Am J Med Sci. 1996 Jul;312(1):40-2. doi: 10.1097/00000441-199607000-00009.
Most patients with acute cellulitis due to Streptococcus pyogenes have a striking onset of high fever and systemic toxicity. Even if hospitalization is deemed necessary for initial treatment, most patients respond promptly to appropriate antibiotic therapy and can be managed as outpatients for most of the treatment regimen. Described is a 48-year-old, previously healthy woman with acute cellulitis and lymphadenitis who did not initially respond to treatment despite proved in vitro activity against the patient's S. pyogenes isolate. The strain grew as a mucoid colony phenotype on blood agar plates.

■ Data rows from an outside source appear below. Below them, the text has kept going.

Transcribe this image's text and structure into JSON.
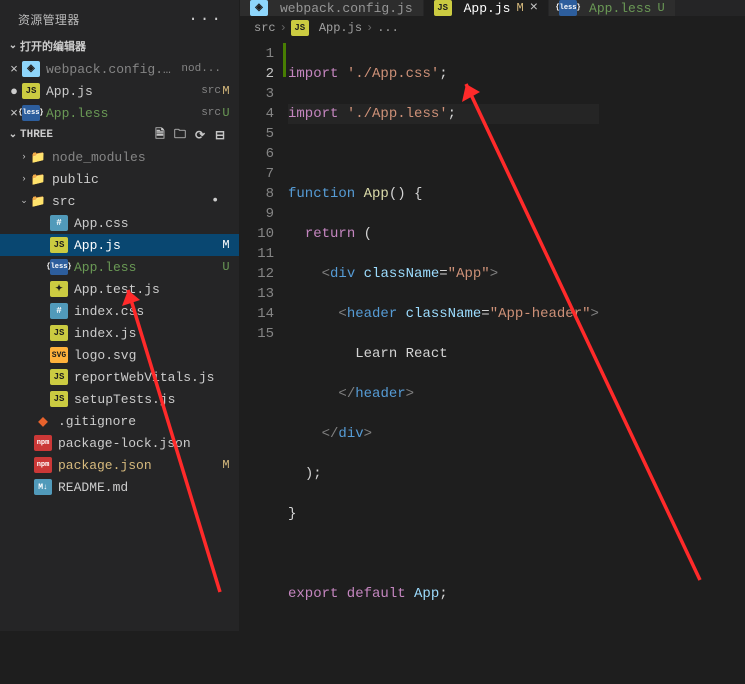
{
  "sidebar": {
    "title": "资源管理器",
    "openEditorsLabel": "打开的编辑器",
    "projectName": "THREE",
    "openEditors": [
      {
        "icon": "webpack",
        "label": "webpack.config.js",
        "meta": "nod...",
        "muted": true,
        "status": ""
      },
      {
        "icon": "js",
        "label": "App.js",
        "meta": "src",
        "status": "M",
        "dirty": true
      },
      {
        "icon": "less",
        "label": "App.less",
        "meta": "src",
        "status": "U",
        "green": true
      }
    ],
    "tree": [
      {
        "type": "folder",
        "chev": ">",
        "icon": "folder-green",
        "label": "node_modules",
        "muted": true,
        "indent": 1
      },
      {
        "type": "folder",
        "chev": ">",
        "icon": "folder-green",
        "label": "public",
        "indent": 1
      },
      {
        "type": "folder",
        "chev": "v",
        "icon": "folder-green",
        "label": "src",
        "dot": true,
        "indent": 1
      },
      {
        "type": "file",
        "icon": "css",
        "label": "App.css",
        "indent": 3
      },
      {
        "type": "file",
        "icon": "js",
        "label": "App.js",
        "status": "M",
        "active": true,
        "indent": 3
      },
      {
        "type": "file",
        "icon": "less",
        "label": "App.less",
        "status": "U",
        "green": true,
        "indent": 3
      },
      {
        "type": "file",
        "icon": "test",
        "label": "App.test.js",
        "indent": 3
      },
      {
        "type": "file",
        "icon": "css",
        "label": "index.css",
        "indent": 3
      },
      {
        "type": "file",
        "icon": "js",
        "label": "index.js",
        "indent": 3
      },
      {
        "type": "file",
        "icon": "svg",
        "label": "logo.svg",
        "indent": 3
      },
      {
        "type": "file",
        "icon": "js",
        "label": "reportWebVitals.js",
        "indent": 3
      },
      {
        "type": "file",
        "icon": "js",
        "label": "setupTests.js",
        "indent": 3
      },
      {
        "type": "file",
        "icon": "git",
        "label": ".gitignore",
        "indent": 2
      },
      {
        "type": "file",
        "icon": "npm",
        "label": "package-lock.json",
        "indent": 2
      },
      {
        "type": "file",
        "icon": "npm",
        "label": "package.json",
        "status": "M",
        "yellow": true,
        "indent": 2
      },
      {
        "type": "file",
        "icon": "md",
        "label": "README.md",
        "indent": 2
      }
    ]
  },
  "tabs": [
    {
      "icon": "webpack",
      "label": "webpack.config.js",
      "status": "",
      "active": false
    },
    {
      "icon": "js",
      "label": "App.js",
      "status": "M",
      "active": true,
      "close": true
    },
    {
      "icon": "less",
      "label": "App.less",
      "status": "U",
      "active": false,
      "green": true
    }
  ],
  "breadcrumb": {
    "root": "src",
    "icon": "js",
    "file": "App.js",
    "more": "..."
  },
  "code": {
    "lines": 15,
    "l1_kw": "import",
    "l1_str": "'./App.css'",
    "l1_semi": ";",
    "l2_kw": "import",
    "l2_str": "'./App.less'",
    "l2_semi": ";",
    "l4_kw": "function",
    "l4_fn": "App",
    "l4_rest": "() {",
    "l5_kw": "return",
    "l5_rest": " (",
    "l6_open": "<",
    "l6_tag": "div",
    "l6_attr": "className",
    "l6_eq": "=",
    "l6_val": "\"App\"",
    "l6_close": ">",
    "l7_open": "<",
    "l7_tag": "header",
    "l7_attr": "className",
    "l7_eq": "=",
    "l7_val": "\"App-header\"",
    "l7_close": ">",
    "l8_text": "Learn React",
    "l9_open": "</",
    "l9_tag": "header",
    "l9_close": ">",
    "l10_open": "</",
    "l10_tag": "div",
    "l10_close": ">",
    "l11": ");",
    "l12": "}",
    "l14_kw": "export default",
    "l14_id": "App",
    "l14_semi": ";"
  }
}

The mucoid characteristic of the strain may have accounted for the patient's lack of response to initial therapy, and previously published clinical and laboratory data support this impression.
大多数由化脓性链球菌引起的急性蜂窝织炎患者会突然出现高热和全身中毒症状。即使初始治疗认为有必要住院,但大多数患者对适当的抗生素治疗反应迅速,并且在治疗方案的大部分时间里都可以作为门诊患者进行管理。本文描述了一名48岁、既往健康的女性,患有急性蜂窝织炎和淋巴结炎,尽管体外试验证明对该患者的化脓性链球菌分离株有活性,但最初对治疗无反应。该菌株在血琼脂平板上呈黏液样菌落表型生长。该菌株的黏液样特征可能是患者对初始治疗无反应的原因,先前发表的临床和实验室数据支持这一观点。